Gay Rights 2013: Why This Year is Going to Be Pivotal

Impact

When Barack Obama mentioned the Stonewall protests in his inaugural address last week, he did more than place gay rights in the same breath as the struggles for women’s equality (his mention of the Seneca Falls convention) and desegregation (his mention of the Selma marches). He also, knowingly or otherwise, foreshadowed the pivotal role the year 2013 will play in the history of that movement.

The main reason for this is that, starting in two months, pivotal gay rights cases are slated to be argued before the Supreme Court. These include:

1. In Hollingsworth v. Perry, the Supreme Court will need to determine the constitutionality of a decision by a California district court to overturn Proposition 8, a ballot measure in that state which banned gay marriage.

2. In United States v. Windsor, the Supreme Court will need to determine the constitutionality of Section 3 of the Defense of Marriage Act (DOMA), which defines marriage as “a legal union between one man and one woman” and spouse as “a person of the opposite sex who is a husband or a wife.”

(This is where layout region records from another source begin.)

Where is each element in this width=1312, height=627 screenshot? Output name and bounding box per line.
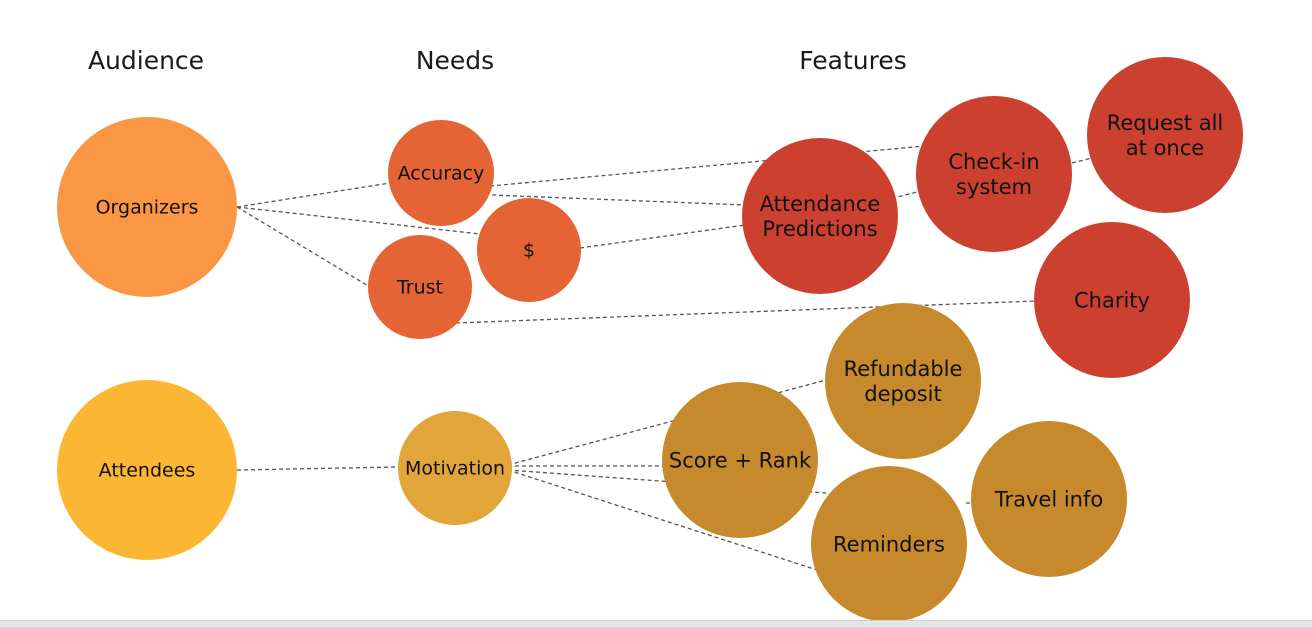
node-score: Score + Rank [662,382,818,538]
node-accuracy: Accuracy [388,120,494,226]
node-label-checkin: system [956,175,1032,199]
edge-motivation-reminders [507,469,818,571]
nodes-layer: Organizers Attendees Accuracy $ Trust Motivat… [57,57,1243,622]
node-label-charity: Charity [1074,288,1150,312]
node-label-dollar: $ [523,240,535,262]
node-reminders: Reminders [811,466,967,622]
header-needs: Needs [415,46,495,75]
node-charity: Charity [1034,222,1190,378]
bottom-scroll-edge [0,620,1312,627]
edge-organizers-accuracy [236,182,391,208]
node-label-attendance: Predictions [762,217,877,241]
node-label-checkin: Check-in [948,150,1039,174]
node-circle-motivation [398,411,512,525]
edge-trust-charity [455,300,1037,324]
node-attendees: Attendees [57,380,237,560]
node-circle-request [1087,57,1243,213]
node-circle-charity [1034,222,1190,378]
node-label-organizers: Organizers [96,197,199,219]
node-circle-organizers [57,117,237,297]
node-label-attendance: Attendance [760,192,881,216]
node-label-accuracy: Accuracy [398,163,485,185]
node-label-attendees: Attendees [99,460,196,482]
node-label-trust: Trust [396,277,443,299]
edges-layer [236,145,1093,571]
node-label-request: at once [1126,136,1204,160]
edge-dollar-attendance [579,224,746,249]
node-circle-travel [971,421,1127,577]
node-label-request: Request all [1107,111,1224,135]
node-motivation: Motivation [398,411,512,525]
edge-checkin-request [1071,157,1093,164]
edge-attendees-motivation [236,466,399,471]
node-circle-attendance [742,138,898,294]
header-features: Features [799,46,907,75]
node-circle-reminders [811,466,967,622]
node-circle-dollar [477,198,581,302]
node-circle-checkin [916,96,1072,252]
node-label-travel: Travel info [994,487,1104,511]
edge-organizers-trust [236,206,371,288]
node-label-refundable: deposit [864,382,941,406]
node-trust: Trust [368,235,472,339]
node-dollar: $ [477,198,581,302]
node-circle-attendees [57,380,237,560]
node-organizers: Organizers [57,117,237,297]
node-label-motivation: Motivation [405,458,505,480]
node-circle-trust [368,235,472,339]
node-travel: Travel info [971,421,1127,577]
node-circle-refundable [825,303,981,459]
node-label-refundable: Refundable [844,357,963,381]
header-audience: Audience [87,46,205,75]
node-circle-score [662,382,818,538]
node-label-score: Score + Rank [669,448,812,472]
edge-organizers-dollar [236,206,481,235]
node-circle-accuracy [388,120,494,226]
edge-accuracy-attendance [491,194,746,206]
node-label-reminders: Reminders [833,532,945,556]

From a constitutional standpoint, the various questions at play in each of these cases are pretty cut-and-dried. Although supporters of Proposition 8 claim that the California district court had no right overturning a referendum that had been supported by a majority of that state’s voters, Judge Vaughn Walker had been absolutely correct when he wrote that while “an initiative measure adopted by the voters deserves great respect,” it is essential that “the voters’ determinations must find at least some support in evidence,” instead of being primarily rooted in “conjecture, speculation and fears” or “the moral disapprobation of a group or class of citizens.” As Thomas Jefferson famously explained in his first inaugural address, “though the will of the majority is in all cases to prevail, that will, to be rightful, must be reasonable; that the minority possess their equal rights, which equal laws must protect, and to violate which would be oppression.”

Similarly, the central issue involved in the DOMA case is the right to equal protection under the law. Although the Fifth Amendment guarantees that no citizen “be deprived of life, liberty, or property, without due process of law,” Section 3 of DOMA discriminates against consenting adults who enter homosexual relationships by denying them certain benefits to which they as taxpaying citizens would be otherwise entitled (such as Social Security survivor payments and the right to file joint federal tax returns).

If nothing else, DOMA is guilty of infringing on the proper sovereignty of local governments. While no majority, local or federal, has the authority to limit the rights of minorities (as explained above), constitutional precedent clearly establishes that matters such as marital law fall under the purview of the states. Yet, as Judge Barbara Jones pointed out in a New York district court’s ruling on DOMA, that law intrudes "upon the states' business of regulating domestic relations."

Even if constitutional correctness wasn’t enough to advance the gay rights cause in this year’s Supreme Court session, the ideological habits of the justices themselves are quite auspicious. Few doubt that the four liberal judges (Ruth Bader Ginsburg, Stephen Breyer, Sonia Sotomayor, and Elena Kagan) will rule against Proposition 8 and Section 3 of DOMA. Less well known, however, is the fact that two of the conservative judges have similar inclinations against anti-homosexual measures. From Chief Justice John Roberts working behind the scenes as a pro bono advocate of gay rights during his years as an associate at a prominent Washington law firm to Judge Anthony Kennedy writing key decisions in similar cases that have appeared before the federal bench, there is every reason to believe that advocates of legal equality for homosexuals will be able to find a majority of judges to support their position.

This is very fortunate, since if there is one issue where liberals and conservatives should be able to unite, it is this one. In the words of Barry Goldwater, the 1964 Republican presidential candidate who is widely recognized as the founder of modern conservatism:

"The big thing is to make this country, along with every other country in the world with a few exceptions, quit discriminating against people just because they're gay. You don't have to agree with it, but they have a constitutional right to be gay.”